Fransa’da patronlar eylemlerin önü alınmaz bir grev dalgasına dönüşmesinden korkuyorlar. Birçok işyerinde sendika ve işçiler greve çıkmak için toplantılar yapıyorlar. Kamu sektörünün geniş bir kesimini içine alan grev oylamaları yapılıyor. Sendikacılar “Grev bize pahalıya mal olacak ama hayatımızın iki yılını savunuyoruz ve buna değer” diyorlar. Kamyon şoförleri de greve katılmışlardı, şimdi ise yollarda yavaş giderek trafiği kesmeye çalışıyorlar. Özellikle ana yolları ve nakliye yollarını bloke etmiş durumdalar. Aynı şekilde para transferi yapan zırhlı araç şoförleri de greve katılacaklarını duyurdular. Para transferinin yapılmaması ekonomiyi ağır etkileyecek. Hemen hemen tüm sektörlerde greve katılım artıyor. Havaalanlarında hava trafik kontrolörlerinin çalışmaması nedeniyle uçuşlar kısmi olarak 22 Ekime kadar iptal edildi.
Fransa’da benzin istasyonları bir haftadır bloke edilmiş durumda ve ciddi petrol sıkıntısı yaşanmaya başlandı. 18 Ekim Pazartesi günü 1500 benzin istasyonu greve katıldı. Özellikle ülkenin önemli petrol rafinerisi ve ana liman kenti olan Marsilya’da 3 haftadır grev sürüyor. 12 Ekimdeki greve 230 bin işçi katıldı. Ülkenin nükleer istasyonu Flamanville’de 180 kişinin katıldığı grev oylamasında 175 kişi 48 saatlik greve çıkma yönünde oy verdi. Demiryolu işçileri, demiryolu taşımacılığını felç ettiler. Demiryolu işçileri “Biz bu hareketi durdurmak istiyorsak, ülkeyi felce uğratmamız gerekir” dediler ve yaptılar.

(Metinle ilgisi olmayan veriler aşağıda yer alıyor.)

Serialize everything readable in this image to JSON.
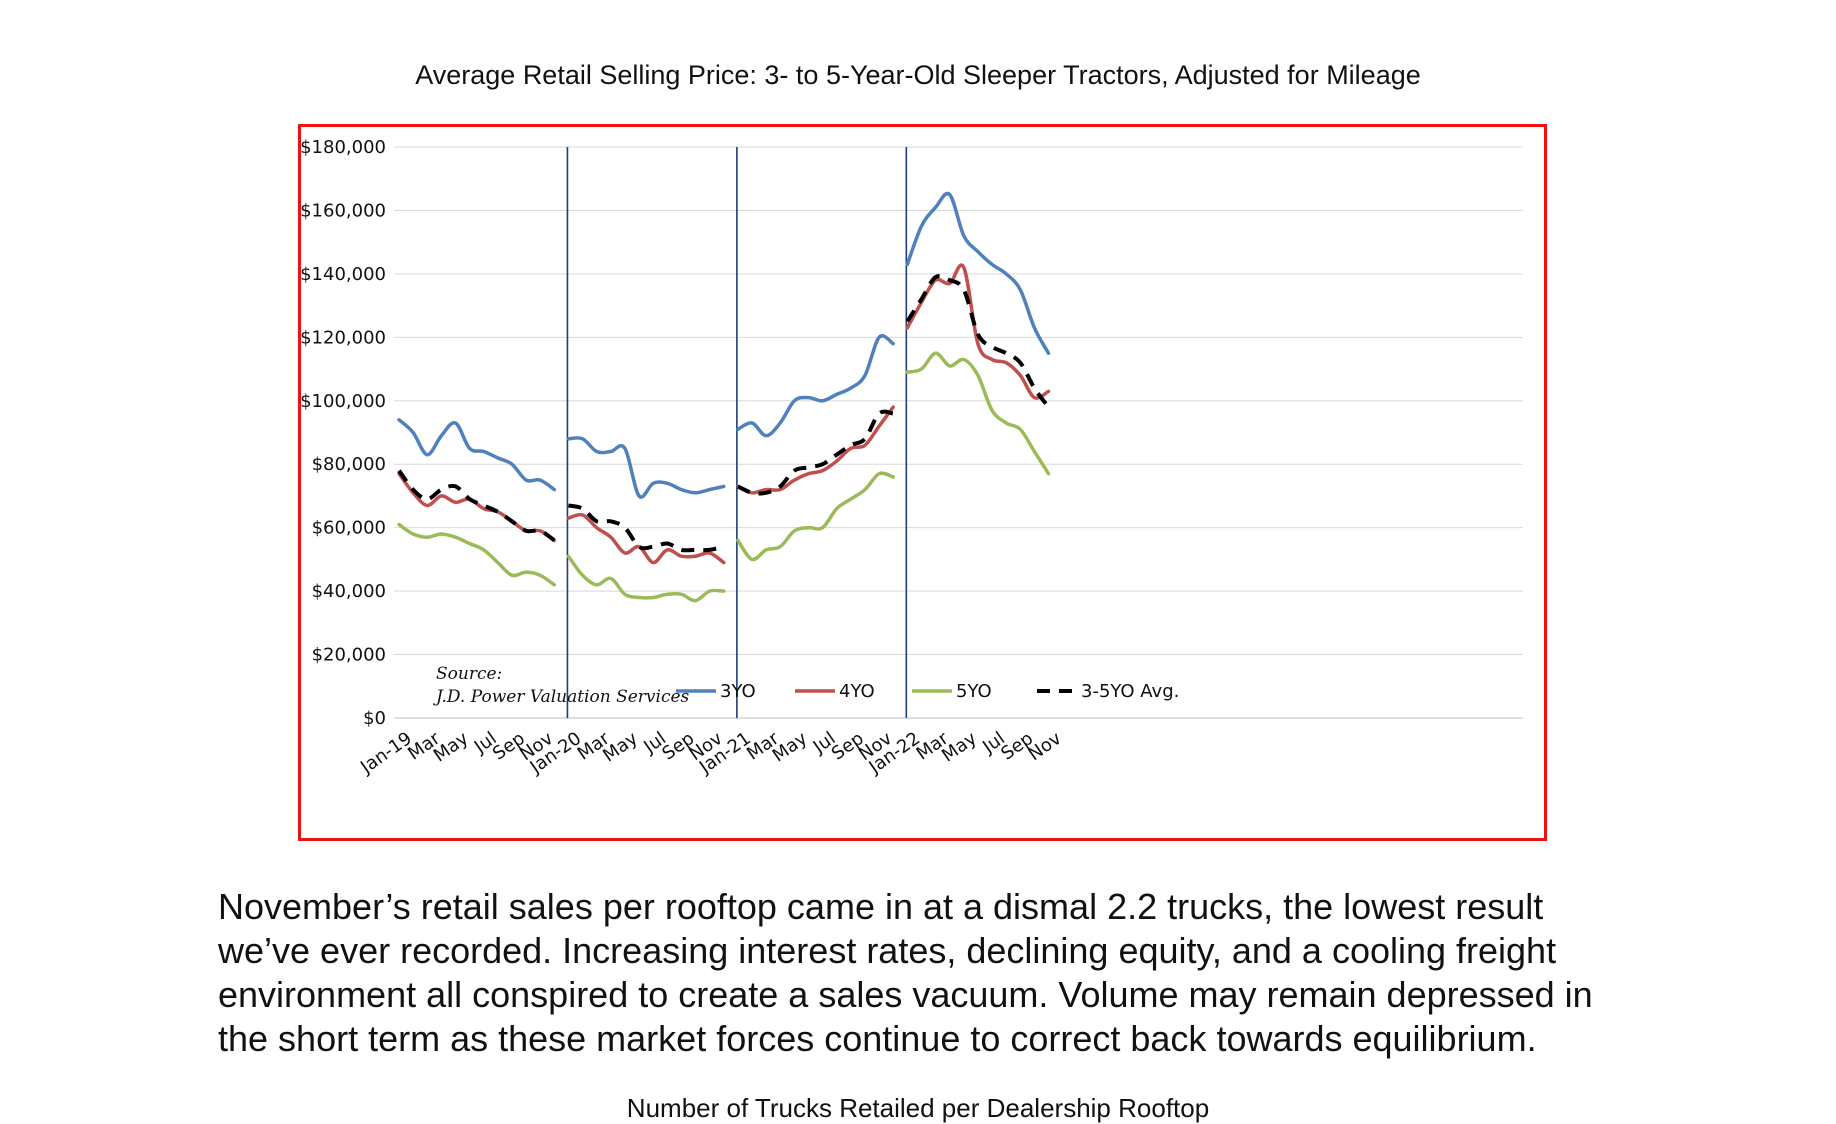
{
  "page": {
    "paragraph": "November’s retail sales per rooftop came in at a dismal 2.2 trucks, the lowest result we’ve ever recorded. Increasing interest rates, declining equity, and a cooling freight environment all conspired to create a sales vacuum. Volume may remain depressed in the short term as these market forces continue to correct back towards equilibrium.",
    "next_chart_title": "Number of Trucks Retailed per Dealership Rooftop"
  },
  "chart_data": {
    "type": "line",
    "title": "Average Retail Selling Price: 3- to 5-Year-Old Sleeper Tractors, Adjusted for Mileage",
    "xlabel": "",
    "ylabel": "",
    "ylim": [
      0,
      180000
    ],
    "y_ticks": [
      "$0",
      "$20,000",
      "$40,000",
      "$60,000",
      "$80,000",
      "$100,000",
      "$120,000",
      "$140,000",
      "$160,000",
      "$180,000"
    ],
    "x_tick_labels": [
      "Jan-19",
      "Mar",
      "May",
      "Jul",
      "Sep",
      "Nov",
      "Jan-20",
      "Mar",
      "May",
      "Jul",
      "Sep",
      "Nov",
      "Jan-21",
      "Mar",
      "May",
      "Jul",
      "Sep",
      "Nov",
      "Jan-22",
      "Mar",
      "May",
      "Jul",
      "Sep",
      "Nov"
    ],
    "segments": [
      "2019",
      "2020",
      "2021",
      "2022"
    ],
    "grid": true,
    "legend_position": "bottom",
    "frame_color": "#ee1111",
    "annotation": {
      "line1": "Source:",
      "line2": "J.D. Power Valuation Services"
    },
    "series": [
      {
        "name": "3YO",
        "color": "#4f81bd",
        "dash": "solid",
        "segments": [
          [
            94000,
            90000,
            83000,
            89000,
            93000,
            85000,
            84000,
            82000,
            80000,
            75000,
            75000,
            72000
          ],
          [
            88000,
            88000,
            84000,
            84000,
            85000,
            70000,
            74000,
            74000,
            72000,
            71000,
            72000,
            73000
          ],
          [
            91000,
            93000,
            89000,
            93000,
            100000,
            101000,
            100000,
            102000,
            104000,
            108000,
            120000,
            118000
          ],
          [
            143000,
            155000,
            161000,
            165000,
            152000,
            147000,
            143000,
            140000,
            135000,
            123000,
            115000
          ]
        ]
      },
      {
        "name": "4YO",
        "color": "#c0504d",
        "dash": "solid",
        "segments": [
          [
            77000,
            71000,
            67000,
            70000,
            68000,
            69000,
            66000,
            65000,
            62000,
            59000,
            59000,
            56000
          ],
          [
            63000,
            64000,
            60000,
            57000,
            52000,
            54000,
            49000,
            53000,
            51000,
            51000,
            52000,
            49000
          ],
          [
            73000,
            71000,
            72000,
            72000,
            75000,
            77000,
            78000,
            81000,
            85000,
            86000,
            92000,
            98000
          ],
          [
            123000,
            131000,
            138000,
            137000,
            142000,
            118000,
            113000,
            112000,
            108000,
            101000,
            103000
          ]
        ]
      },
      {
        "name": "5YO",
        "color": "#9bbb59",
        "dash": "solid",
        "segments": [
          [
            61000,
            58000,
            57000,
            58000,
            57000,
            55000,
            53000,
            49000,
            45000,
            46000,
            45000,
            42000
          ],
          [
            51000,
            45000,
            42000,
            44000,
            39000,
            38000,
            38000,
            39000,
            39000,
            37000,
            40000,
            40000
          ],
          [
            56000,
            50000,
            53000,
            54000,
            59000,
            60000,
            60000,
            66000,
            69000,
            72000,
            77000,
            76000
          ],
          [
            109000,
            110000,
            115000,
            111000,
            113000,
            108000,
            97000,
            93000,
            91000,
            84000,
            77000
          ]
        ]
      },
      {
        "name": "3-5YO Avg.",
        "color": "#000000",
        "dash": "dashed",
        "segments": [
          [
            78000,
            72000,
            69000,
            72000,
            73000,
            69000,
            67000,
            65000,
            62000,
            59000,
            59000,
            56000
          ],
          [
            67000,
            66000,
            62000,
            62000,
            60000,
            54000,
            54000,
            55000,
            53000,
            53000,
            53000,
            54000
          ],
          [
            73000,
            71000,
            71000,
            73000,
            78000,
            79000,
            80000,
            83000,
            86000,
            88000,
            96000,
            96000
          ],
          [
            125000,
            132000,
            139000,
            138000,
            135000,
            121000,
            117000,
            115000,
            112000,
            104000,
            98000
          ]
        ]
      }
    ]
  }
}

Fransa’da işçiler, hükümete “biz izin vermeden sen bir şey yapamazsın” diyorlar. Adına reform denilen saldırı yasası geri çekilinceye kadar grevlere devam edeceklerini ilan ediyorlar. Reform paketi, Fransız patronları açısından kritik önem taşıyor. Şimdiki yasalar altında Fransız işçiler çift kademeli emeklilik sisteminde 60 ya da 65 yaşında emekli olabiliyorlardı. Fakat değişiklik yapılırsa emeklilik yaşı 2 yıl arttırılacak. Hükümet son iki yıldır gayri safi milli hâsılanın %80’ine ulaşan devlet borçlarını işçilerin sırtına yıkmak istiyor. Emeklilik yaşının artırılmasıyla hükümet, işçilerin iflâsı pahasına 70 milyar euro kurtarmayı hedefliyor.
Fransa’da emekçiler son yıllarda yoğun bir hareketlilik içindeler. “Kâğıtsızlar” olarak adlandırılan göçmen işçiler arasında işsizliğin %50’lere yaklaşması üzerine, varoşlar 2005 Kasımında isyan etmişti. Bir yıl sonra benzer bir isyan, 2006 yılında çıkarılan İlk İş Sözleşmesi Yasasına (CPE) karşı patlak verdi. Hükümet bu yasayı gençlere iş sağlayacağı vaadiyle pazarlamaya kalkışmıştı. 26 yaş altındakilerin 2 yıllık deneme süresi dahilinde çalıştırılmasına ve hiçbir sebep göstermeksizin işten çıkartılmasına olanak tanıyan bu yasanın geri çekilmesi için gençler sokaklara dökülmüş, üniversiteler işgal edilmişti. Sarkozy’den önceki başbakan De Villepin hükümeti 2006 yılında sokaklara dökülen kitleler tarafından süpürülmüştü. Sarkozy ise aynı kâbusu bugün yaşıyor.